いつも通りの平和な日常の中、お母さんの声を背に私は家を出ていつもの場所へと向かった。

最近私には新しいお友達が出来た、その子は村の近くの森の中に住んでる魔物で森からは出てこないから私が遊びに行くしかないの。

森へと到着し奥へと足を踏み入れる。しばらく歩くと色とりどりな花が咲いている花畑のような場所に辿り着く。


「蜂さ〜ん!」


私がそう言うとその花畑の真ん中に咲いている一際大きなヒマワリの様な花から全長5センチ程の蜂が姿を現した。

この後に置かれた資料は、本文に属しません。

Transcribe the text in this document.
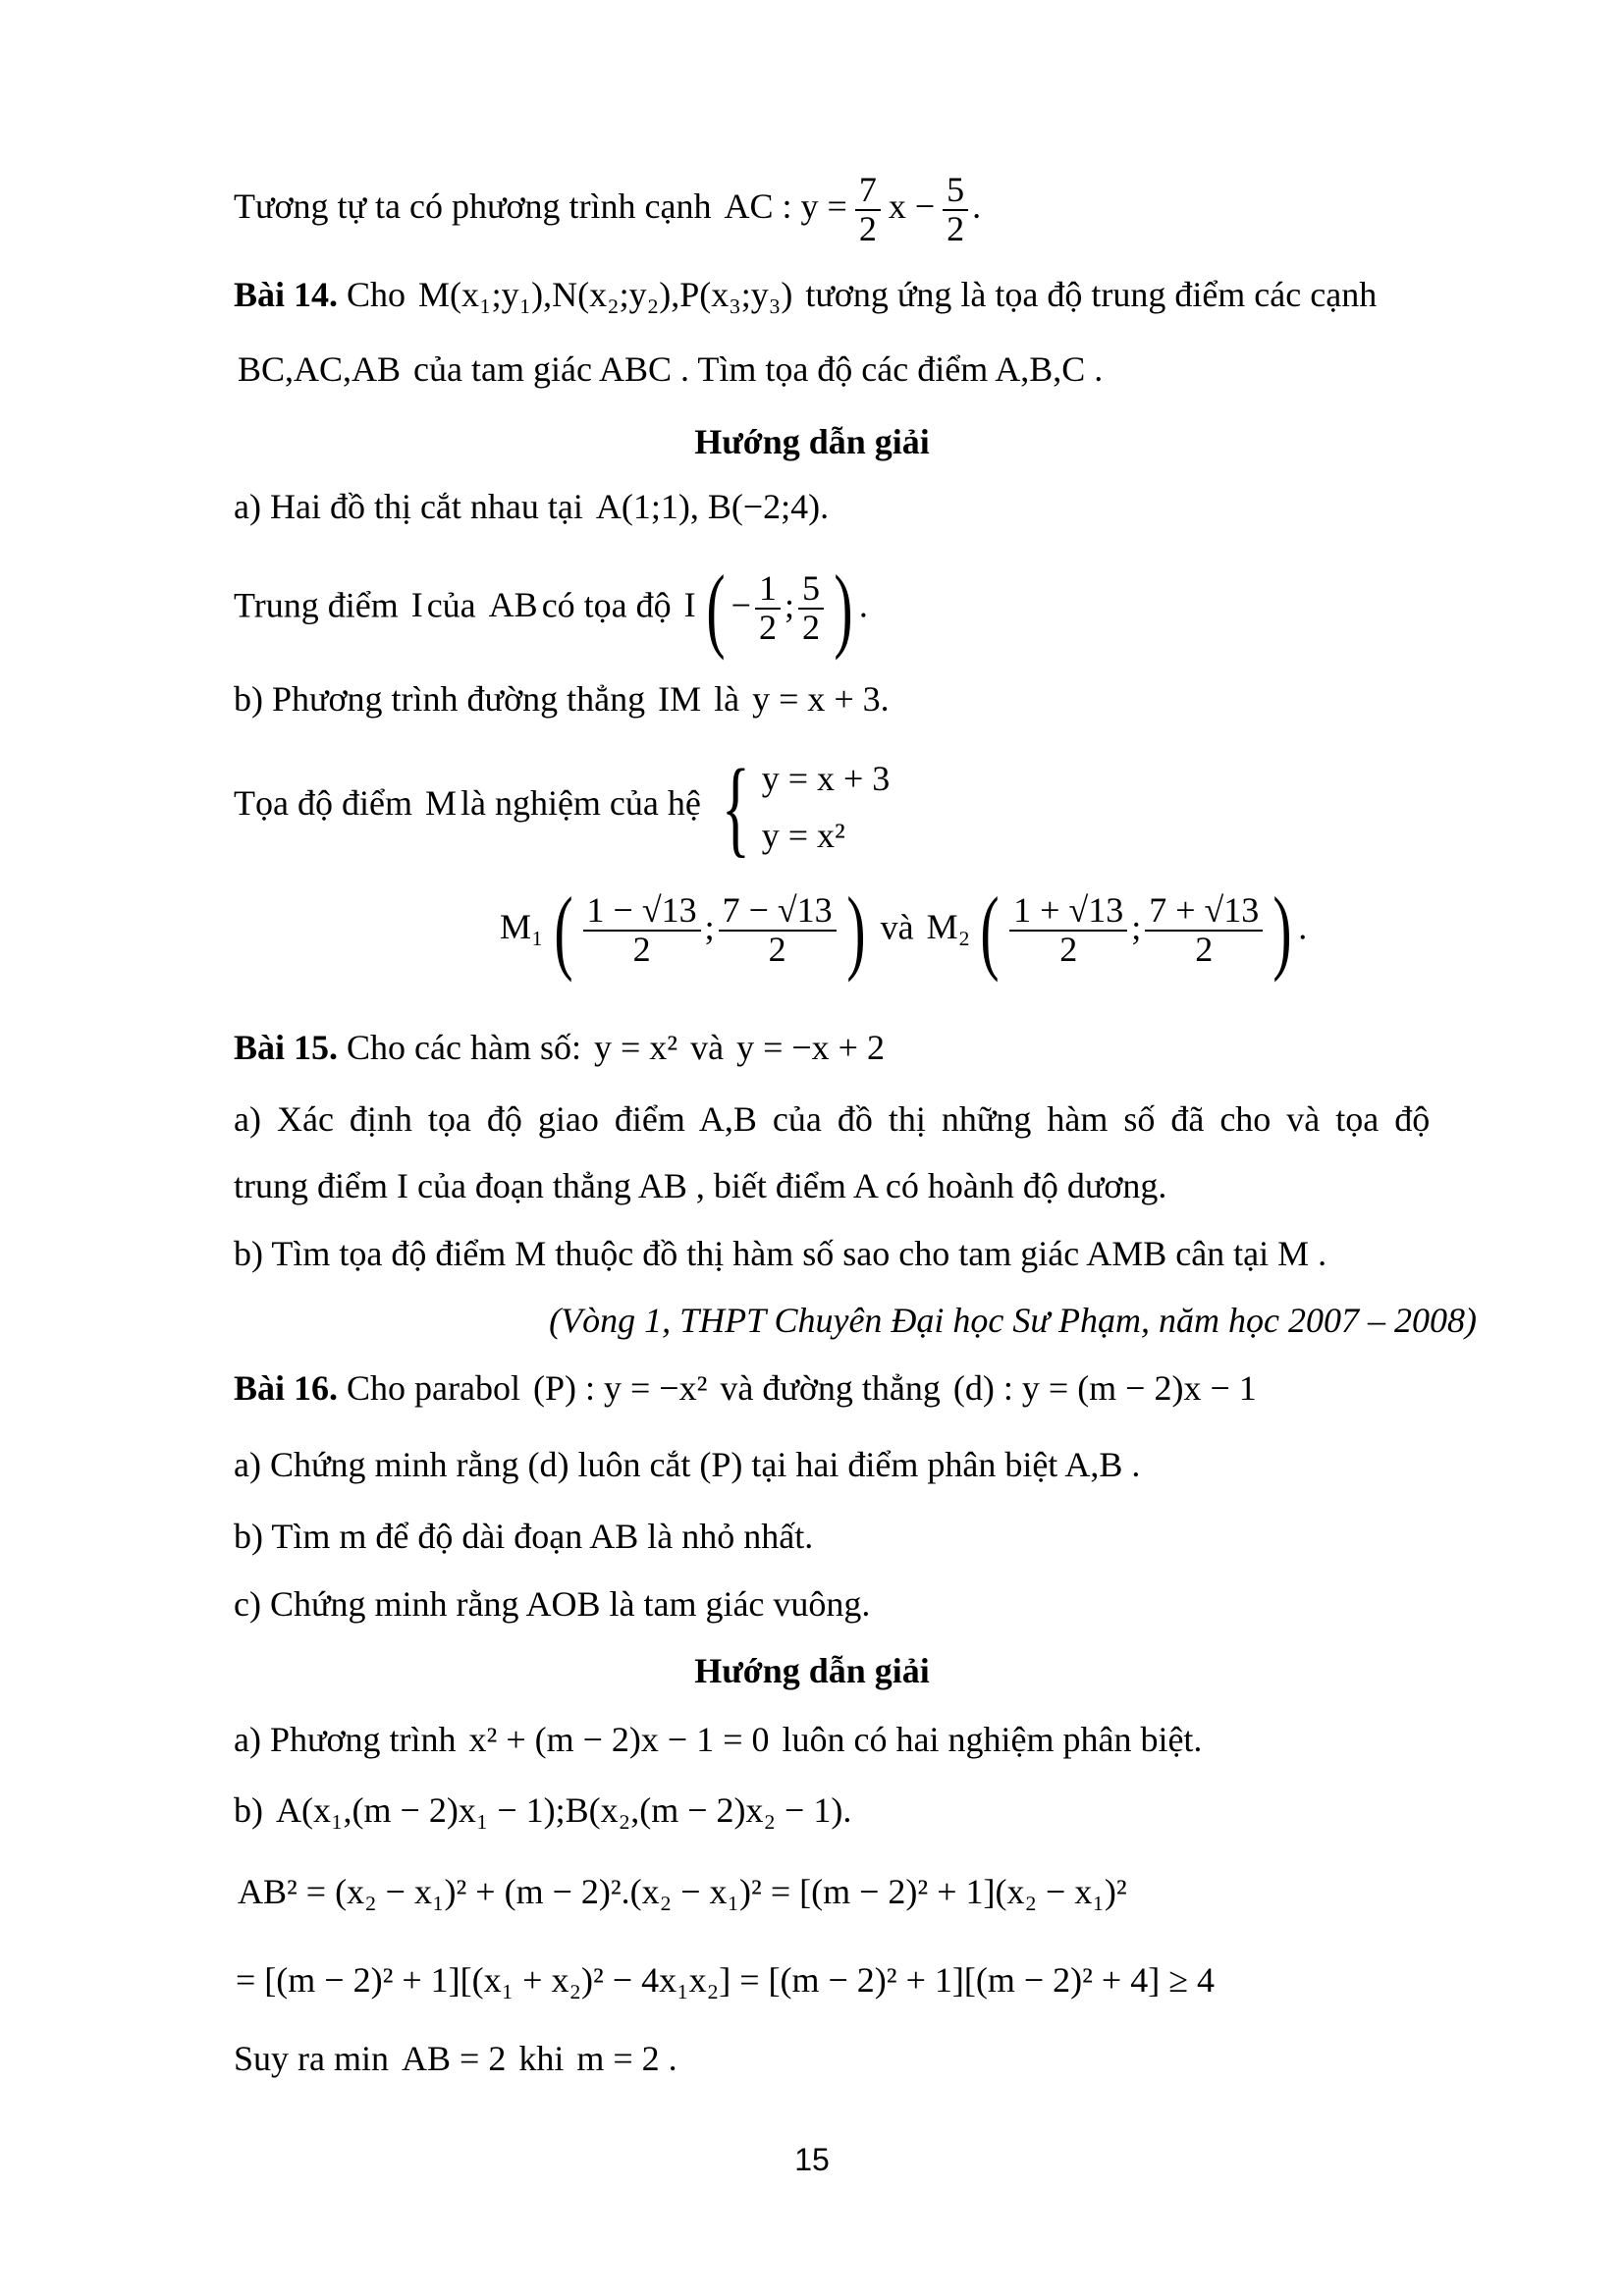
Tương tự ta có phương trình cạnh AC : $y = \frac{7}{2}$ $x - \frac{5}{2}$ .
Bài 14. Cho M(x₁;y₁),N(x₂;y₂),P(x₃;y₃) tương ứng là tọa độ trung điểm các cạnh
BC,AC,AB của tam giác ABC . Tìm tọa độ các điểm A,B,C .
Hướng dẫn giải
a) Hai đồ thị cắt nhau tại A(1;1), B(−2;4).
Trung điểm I của AB có tọa độ I ( − $\frac{1}{2}$ ; $\frac{5}{2}$ ) .
b) Phương trình đường thẳng IM là y = x + 3.
Tọa độ điểm M là nghiệm của hệ { y = x + 3
y = x²
M₁ ( $\frac{1 - √13}{2}$ ; $\frac{7 - √13}{2}$ ) và M₂ ( $\frac{1 + √13}{2}$ ; $\frac{7 + √13}{2}$ ) .
Bài 15. Cho các hàm số: y = x² và y = −x + 2
a) Xác định tọa độ giao điểm A,B của đồ thị những hàm số đã cho và tọa độ
trung điểm I của đoạn thẳng AB , biết điểm A có hoành độ dương.
b) Tìm tọa độ điểm M thuộc đồ thị hàm số sao cho tam giác AMB cân tại M .
(Vòng 1, THPT Chuyên Đại học Sư Phạm, năm học 2007 – 2008)
Bài 16. Cho parabol (P) : y = −x² và đường thẳng (d) : y = (m − 2)x − 1
a) Chứng minh rằng (d) luôn cắt (P) tại hai điểm phân biệt A,B .
b) Tìm m để độ dài đoạn AB là nhỏ nhất.
c) Chứng minh rằng AOB là tam giác vuông.
Hướng dẫn giải
a) Phương trình x² + (m − 2)x − 1 = 0 luôn có hai nghiệm phân biệt.
b) A(x₁,(m − 2)x₁ − 1);B(x₂,(m − 2)x₂ − 1).
AB² = (x₂ − x₁)² + (m − 2)².(x₂ − x₁)² = [(m − 2)² + 1](x₂ − x₁)²
= [(m − 2)² + 1][(x₁ + x₂)² − 4x₁x₂] = [(m − 2)² + 1][(m − 2)² + 4] ≥ 4
Suy ra min AB = 2 khi m = 2 .
15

「蜂さんじゃなくて私の名前は『メリッサ』!今はこんなちっさいけど大きくなったら凄いんだから!」


そんなことを言いながら私の周りをブンブンと飛び回るメリッサ。彼女は蜂の魔物の様で村の外れで死にかけてたのを私が偶然見つけて、この花畑に連れて来て保護してあげた。

死にかけてた時の印象とは真反対に元気に飛び回るその姿に私は嬉しい気持ちが込み上げてくるのを感じた。


「メリッサ今日は何して遊ぶ?」


私がそう言うとメリッサはうーんと考えるとこう言った。


「隠れんぼ〜!」


「えー!メリッサちっさいから見つけれないよ!」


「おいおいなんて事言いやがるこの子は!」


そんなアホなやり取りをしつつもいつものように楽しく遊ぶ私とメリッサ。

2人の無邪気な笑い声は森中へと響き渡り2人ともとても楽しそうな表情を浮かべていた。

だがそんな平和な日常は突然終わりを迎える。